Publication information
- Publisher: Dr. Bob FutureQuake Press
- Schedule: Twice yearly
- Format: Ongoing series
- Genre: Science fiction;
- Publication date: 1997 -
- No. of issues: 24 (as of July 2015)
- Editor(s): Dr. Bob Dave Evans Richmond Clements

= Dogbreath =

Dogbreath is a fanzine dedicated to the 2000 AD series Strontium Dog.

==Publication history==

Dogbreath was started by Dr Bob (Amanda Kear), who had been writing Strontium Dog fan fiction since 1981. Her experience with getting other work published in other fanzines (covering, for example, Doctor Who and Blake's 7) made her realise that she could create her own publication devoted to Strontium Dog.

After 14 issues, over 8 years, she handed over the reins to members of the FutureQuake Press (FQP) team.

==Creators==

Dogbreath contributors during Dr Bob’s editorship who have gone on to be art and script droids for 2000 AD itself include Rufus Dayglo and Al Ewing. Scott Montgomery has written a few articles for the Judge Dredd Megazine and works for The Dandy.

==Issues==

Issue 1 of Dogbreath came out in 1997. It contained some pre-written fanfics by Dr Bob, Allan J. Sim, and specially written fanfic by Gary Loveridge, plus a specially written chronology of the Strontium Dog universe by Dr Bob. Inspired by the latter, and with Stront data provided by Dr Bob, James Norton wrote "Tax Return" – a spoof tax demand from the Inland Revenue's cartoon character 'Hector', used in adverts of the time. This was later, in turn. to inspire John Wagner to write "The Tax Dodge" for 2000 AD, which was drawn by Carlos Ezquerra, the first page of which was a version of the original tax demand letter that was redone by James Norton. Issue 1 also contained a Helltrekker parody written by Dr Bob, Val Douglas and Jackie Marshall. All the art (except Hector) was done by Dr Bob.

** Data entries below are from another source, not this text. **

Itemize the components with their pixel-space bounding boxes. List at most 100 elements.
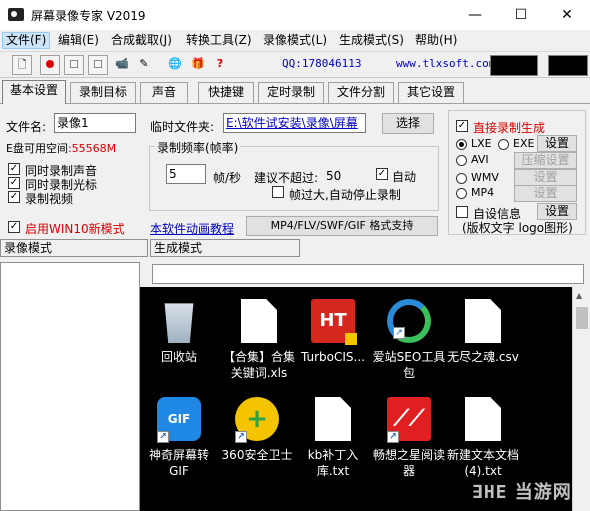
document-icon — [465, 299, 501, 343]
gift-icon[interactable]: 🎁 — [188, 55, 208, 75]
website-link[interactable]: www.tlxsoft.com — [396, 57, 495, 70]
win10-checkbox[interactable]: ✓ — [8, 221, 20, 233]
lxe-label: LXE — [471, 137, 492, 150]
auto-stop-label: 帧过大,自动停止录制 — [289, 188, 401, 202]
help-icon[interactable]: ? — [210, 55, 230, 75]
fps-input[interactable]: 5 — [166, 164, 206, 184]
win10-label: 启用WIN10新模式 — [25, 222, 125, 236]
document-icon — [241, 299, 277, 343]
desktop-icon-kb[interactable]: kb补丁入库.txt — [296, 397, 370, 479]
camera-icon[interactable]: 📹 — [112, 55, 132, 75]
record-icon[interactable] — [40, 55, 60, 75]
tab-schedule[interactable]: 定时录制 — [258, 82, 324, 103]
menu-compose[interactable]: 合成截取(J) — [108, 32, 175, 49]
exe-radio[interactable] — [498, 139, 509, 150]
menu-bar: 文件(F) 编辑(E) 合成截取(J) 转换工具(Z) 录像模式(L) 生成模式… — [0, 30, 590, 50]
desktop-icon-360[interactable]: + ↗ 360安全卫士 — [220, 397, 294, 463]
menu-help[interactable]: 帮助(H) — [412, 32, 460, 49]
window-title: 屏幕录像专家 V2019 — [31, 9, 146, 23]
wmv-radio[interactable] — [456, 173, 467, 184]
formats-button[interactable]: MP4/FLV/SWF/GIF 格式支持 — [246, 216, 438, 236]
gif-converter-icon: GIF ↗ — [157, 397, 201, 443]
close-button[interactable]: ✕ — [544, 0, 590, 30]
desktop-icon-label: TurboCIS... — [301, 350, 365, 364]
desktop-icon-label: 神奇屏幕转GIF — [148, 448, 209, 478]
tab-basic[interactable]: 基本设置 — [2, 80, 66, 104]
document-icon — [465, 397, 501, 441]
menu-gen-mode[interactable]: 生成模式(S) — [336, 32, 407, 49]
desktop-icon-aizhan[interactable]: ↗ 爱站SEO工具包 — [372, 299, 446, 381]
filename-label: 文件名: — [6, 120, 47, 134]
tab-sound[interactable]: 声音 — [140, 82, 188, 103]
select-folder-button[interactable]: 选择 — [382, 113, 434, 134]
menu-edit[interactable]: 编辑(E) — [55, 32, 102, 49]
minimize-button[interactable]: — — [452, 0, 498, 30]
tempdir-input[interactable]: E:\软件试安装\录像\屏幕 — [223, 113, 366, 133]
record-list-pane[interactable] — [0, 262, 140, 511]
lxe-settings-button[interactable]: 设置 — [537, 135, 577, 152]
desktop-icon-label: 回收站 — [160, 350, 197, 364]
self-info-settings-button[interactable]: 设置 — [537, 203, 577, 220]
lxe-radio[interactable] — [456, 139, 467, 150]
pause-icon[interactable] — [64, 55, 84, 75]
desktop-icon-label: 360安全卫士 — [221, 448, 293, 462]
tempdir-label: 临时文件夹: — [150, 120, 215, 134]
max-fps-value: 50 — [326, 169, 342, 183]
video-label: 录制视频 — [25, 192, 74, 206]
pen-icon[interactable]: ✎ — [134, 55, 154, 75]
mp4-settings-button[interactable]: 设置 — [514, 185, 577, 202]
tab-target[interactable]: 录制目标 — [70, 82, 136, 103]
gen-mode-pane-header: 生成模式 — [150, 239, 300, 257]
menu-record-mode[interactable]: 录像模式(L) — [260, 32, 330, 49]
menu-file[interactable]: 文件(F) — [2, 32, 51, 49]
animation-tutorial-link[interactable]: 本软件动画教程 — [150, 220, 234, 237]
desktop-icon-reader[interactable]: ⟋⟋ ↗ 畅想之星阅读器 — [372, 397, 446, 479]
title-bar: 屏幕录像专家 V2019 — ☐ ✕ — [0, 0, 590, 30]
video-checkbox[interactable]: ✓ — [8, 191, 20, 203]
max-fps-label: 建议不超过: — [254, 171, 319, 185]
tab-divider — [0, 103, 590, 104]
desktop-icon-gif[interactable]: GIF ↗ 神奇屏幕转GIF — [142, 397, 216, 479]
desktop-icon-label: 畅想之星阅读器 — [372, 448, 445, 478]
desktop-icon-turbocis[interactable]: HT TurboCIS... — [296, 299, 370, 365]
filename-input[interactable]: 录像1 — [54, 113, 136, 133]
timeline-ruler[interactable] — [152, 264, 584, 284]
desktop-icon-label: kb补丁入库.txt — [307, 448, 359, 478]
desktop-icon-label: 爱站SEO工具包 — [372, 350, 446, 380]
direct-gen-checkbox[interactable]: ✓ — [456, 120, 468, 132]
security-360-icon: + ↗ — [235, 397, 279, 443]
cursor-checkbox[interactable]: ✓ — [8, 177, 20, 189]
tab-hotkeys[interactable]: 快捷键 — [198, 82, 254, 103]
settings-tabs: 基本设置 录制目标 声音 快捷键 定时录制 文件分割 其它设置 — [0, 80, 590, 104]
watermark-logo-icon: ∃HE — [472, 482, 508, 503]
maximize-button[interactable]: ☐ — [498, 0, 544, 30]
avi-radio[interactable] — [456, 155, 467, 166]
stop-icon[interactable] — [88, 55, 108, 75]
tab-other[interactable]: 其它设置 — [398, 82, 464, 103]
preview-scrollbar[interactable]: ▲ — [572, 287, 590, 511]
wmv-label: WMV — [471, 171, 499, 184]
desktop-icon-xls[interactable]: 【合集】合集关键词.xls — [222, 299, 296, 381]
status-box-2 — [548, 55, 588, 76]
globe-icon[interactable]: 🌐 — [165, 55, 185, 75]
self-info-checkbox[interactable] — [456, 206, 468, 218]
desktop-icon-newtxt[interactable]: 新建文本文档(4).txt — [446, 397, 520, 479]
auto-checkbox[interactable]: ✓ — [376, 168, 388, 180]
auto-label: 自动 — [392, 170, 417, 184]
auto-stop-checkbox[interactable] — [272, 186, 284, 198]
scroll-thumb[interactable] — [576, 307, 588, 329]
scroll-up-icon[interactable]: ▲ — [576, 291, 582, 300]
desktop-icon-recycle[interactable]: 回收站 — [142, 299, 216, 365]
app-camera-icon — [8, 8, 24, 21]
compress-settings-button[interactable]: 压缩设置 — [514, 152, 577, 169]
desktop-icon-csv[interactable]: 无尽之魂.csv — [446, 299, 520, 365]
new-file-icon[interactable]: 🗋 — [12, 55, 32, 75]
qq-text: QQ:178046113 — [282, 57, 362, 70]
watermark: ∃HE 当游网 — [472, 482, 572, 503]
sound-checkbox[interactable]: ✓ — [8, 163, 20, 175]
status-box — [490, 55, 538, 76]
menu-convert[interactable]: 转换工具(Z) — [183, 32, 255, 49]
tab-split[interactable]: 文件分割 — [328, 82, 394, 103]
wmv-settings-button[interactable]: 设置 — [514, 169, 577, 186]
mp4-radio[interactable] — [456, 188, 467, 199]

Issue 2 came out in late spring/early summer of 1998. Several new contributors, including Gary Simpson and David Morris who became regulars, wrote and drew material for it. It had a normal and a 'glow-in-the-dark, nude variant' cover, drawn by David Morris. This was the Gronkinator robot with and without his covering of fake fur, and with glow-in-the-dark stickers added.

Issue 3 was published in 1999. Subsequent issues came out roughly every 6 months, and contained comic strips as well as the usual cartoons, pin-ups, articles and fanfic. Issue 12 contained a photo story featuring action figures of Johnny Alpha & Durham Red. Issue 14 (spring 2005) was the last one produced by Dr Bob.

Issue 15, the first by the FutureQuake team of Dave Evans and Richmond Clements, was published at the end of 2006. However, this is an external publication to the FQP brand, though sharing close ties.

==Availability==
A number of back issues can be bought FutureQuake shop and at various British comic conventions.

==Awards==
Dogbreath was nominated for the "Favourite British Comicbook: Black and White" Eagle Award in 2011.